"Using passwords for smartphones was a big security problem, so we anticipated that a biometric solution was ahead," said Professor David Horsley at the University of California, Davis.
The device's origins can be tracked back to 2007, when teams at the Berkeley Sensor and Actuator Center started research into piezoelectric-micromachined ultrasonic transducers (PMUTs).
"We developed arrays of PMUTs, along with a custom ASIC and the supporting electronics," Prof Horsley said. "Our work was so successful that we spun off Chirp Microsystems in 2013 to commercialise it."
However, in 2011, while exploring other uses for PMUTs, it was realised that fingerprint sensing was an ideal fit.
The basic concepts are said to be akin to those of medical ultrasound imaging. The team created a tiny ultrasound imager, designed to observe only a shallow layer of tissue near the finger's surface. Prof Horsley said: "Transducers on the chip's surface emit a pulse of ultrasound and receive echoes returning from the ridges and valleys of your fingerprint's surface."

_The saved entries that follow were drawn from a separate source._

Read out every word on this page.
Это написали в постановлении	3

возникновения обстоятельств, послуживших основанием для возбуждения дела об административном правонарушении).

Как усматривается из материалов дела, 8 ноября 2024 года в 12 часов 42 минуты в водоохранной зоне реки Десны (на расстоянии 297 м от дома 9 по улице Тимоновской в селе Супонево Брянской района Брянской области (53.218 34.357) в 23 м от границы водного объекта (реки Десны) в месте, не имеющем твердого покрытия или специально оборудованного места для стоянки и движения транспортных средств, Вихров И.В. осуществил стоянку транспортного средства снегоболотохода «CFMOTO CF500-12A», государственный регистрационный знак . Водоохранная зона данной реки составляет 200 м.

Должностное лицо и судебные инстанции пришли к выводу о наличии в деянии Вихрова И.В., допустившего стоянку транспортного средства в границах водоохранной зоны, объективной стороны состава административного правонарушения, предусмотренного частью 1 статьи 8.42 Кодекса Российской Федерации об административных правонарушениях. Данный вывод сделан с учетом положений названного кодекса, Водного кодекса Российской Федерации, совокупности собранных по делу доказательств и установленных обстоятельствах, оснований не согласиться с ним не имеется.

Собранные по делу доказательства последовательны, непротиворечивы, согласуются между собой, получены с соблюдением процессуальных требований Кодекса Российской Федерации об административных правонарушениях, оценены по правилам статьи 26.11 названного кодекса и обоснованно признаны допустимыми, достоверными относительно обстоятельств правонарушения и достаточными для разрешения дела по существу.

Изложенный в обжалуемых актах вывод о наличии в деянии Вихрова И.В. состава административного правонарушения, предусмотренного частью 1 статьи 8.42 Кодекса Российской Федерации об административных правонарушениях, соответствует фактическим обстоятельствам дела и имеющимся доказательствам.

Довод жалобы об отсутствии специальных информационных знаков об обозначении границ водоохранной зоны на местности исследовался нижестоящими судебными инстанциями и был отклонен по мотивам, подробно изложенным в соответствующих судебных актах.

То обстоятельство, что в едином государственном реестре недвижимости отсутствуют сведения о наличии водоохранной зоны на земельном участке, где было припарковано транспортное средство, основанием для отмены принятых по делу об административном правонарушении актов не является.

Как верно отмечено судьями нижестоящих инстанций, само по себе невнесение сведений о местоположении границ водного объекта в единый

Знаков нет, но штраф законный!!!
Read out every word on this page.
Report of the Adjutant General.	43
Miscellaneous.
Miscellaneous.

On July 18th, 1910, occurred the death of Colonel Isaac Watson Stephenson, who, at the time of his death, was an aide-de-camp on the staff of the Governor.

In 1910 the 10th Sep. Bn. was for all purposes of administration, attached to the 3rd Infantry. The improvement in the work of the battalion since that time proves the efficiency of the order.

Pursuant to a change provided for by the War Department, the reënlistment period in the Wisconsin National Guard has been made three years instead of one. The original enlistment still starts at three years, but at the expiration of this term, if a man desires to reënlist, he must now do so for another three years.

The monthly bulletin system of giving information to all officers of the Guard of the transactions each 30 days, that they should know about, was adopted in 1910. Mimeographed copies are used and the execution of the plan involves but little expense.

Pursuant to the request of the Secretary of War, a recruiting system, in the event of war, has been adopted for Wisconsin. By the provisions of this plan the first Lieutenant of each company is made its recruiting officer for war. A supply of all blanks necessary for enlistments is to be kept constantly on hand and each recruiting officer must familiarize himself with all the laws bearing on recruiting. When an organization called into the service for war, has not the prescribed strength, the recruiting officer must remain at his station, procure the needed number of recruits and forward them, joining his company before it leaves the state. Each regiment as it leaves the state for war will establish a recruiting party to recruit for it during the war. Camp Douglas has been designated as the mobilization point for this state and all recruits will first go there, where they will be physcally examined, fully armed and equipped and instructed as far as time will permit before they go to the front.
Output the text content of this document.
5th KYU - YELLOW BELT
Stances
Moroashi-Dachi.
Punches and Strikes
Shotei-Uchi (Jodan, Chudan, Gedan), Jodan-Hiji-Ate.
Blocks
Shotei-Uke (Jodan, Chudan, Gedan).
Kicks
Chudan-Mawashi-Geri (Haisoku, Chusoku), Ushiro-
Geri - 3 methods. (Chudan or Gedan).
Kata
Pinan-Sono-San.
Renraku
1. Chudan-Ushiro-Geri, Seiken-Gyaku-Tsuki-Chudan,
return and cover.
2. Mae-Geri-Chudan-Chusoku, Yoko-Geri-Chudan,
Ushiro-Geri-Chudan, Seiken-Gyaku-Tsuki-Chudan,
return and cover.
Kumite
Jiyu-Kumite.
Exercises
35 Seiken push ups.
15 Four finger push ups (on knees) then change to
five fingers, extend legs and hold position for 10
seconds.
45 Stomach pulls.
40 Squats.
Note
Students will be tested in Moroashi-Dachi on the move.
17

The chip is fabricated from two wafers – a MEMS wafer that contains the ultrasound transducers and a CMOS wafer that contains the signal processing circuitry. "These wafers are bonded together, then the MEMS wafer is 'thinned' to expose the ultrasound transducers."
The imager is powered by a 1.8V power supply, using a charge pump on the ASIC. "Our ultrasound transducers have high sensitivity and the receiver electronics are located directly beneath the array, which results in low electrical parasitics," Prof Horsley noted. "Low-voltage integrated circuits will reduce the cost of our sensor and open up myriad new applications, where the cost, size, and power consumption of existing ultrasound sensors are currently prohibitive."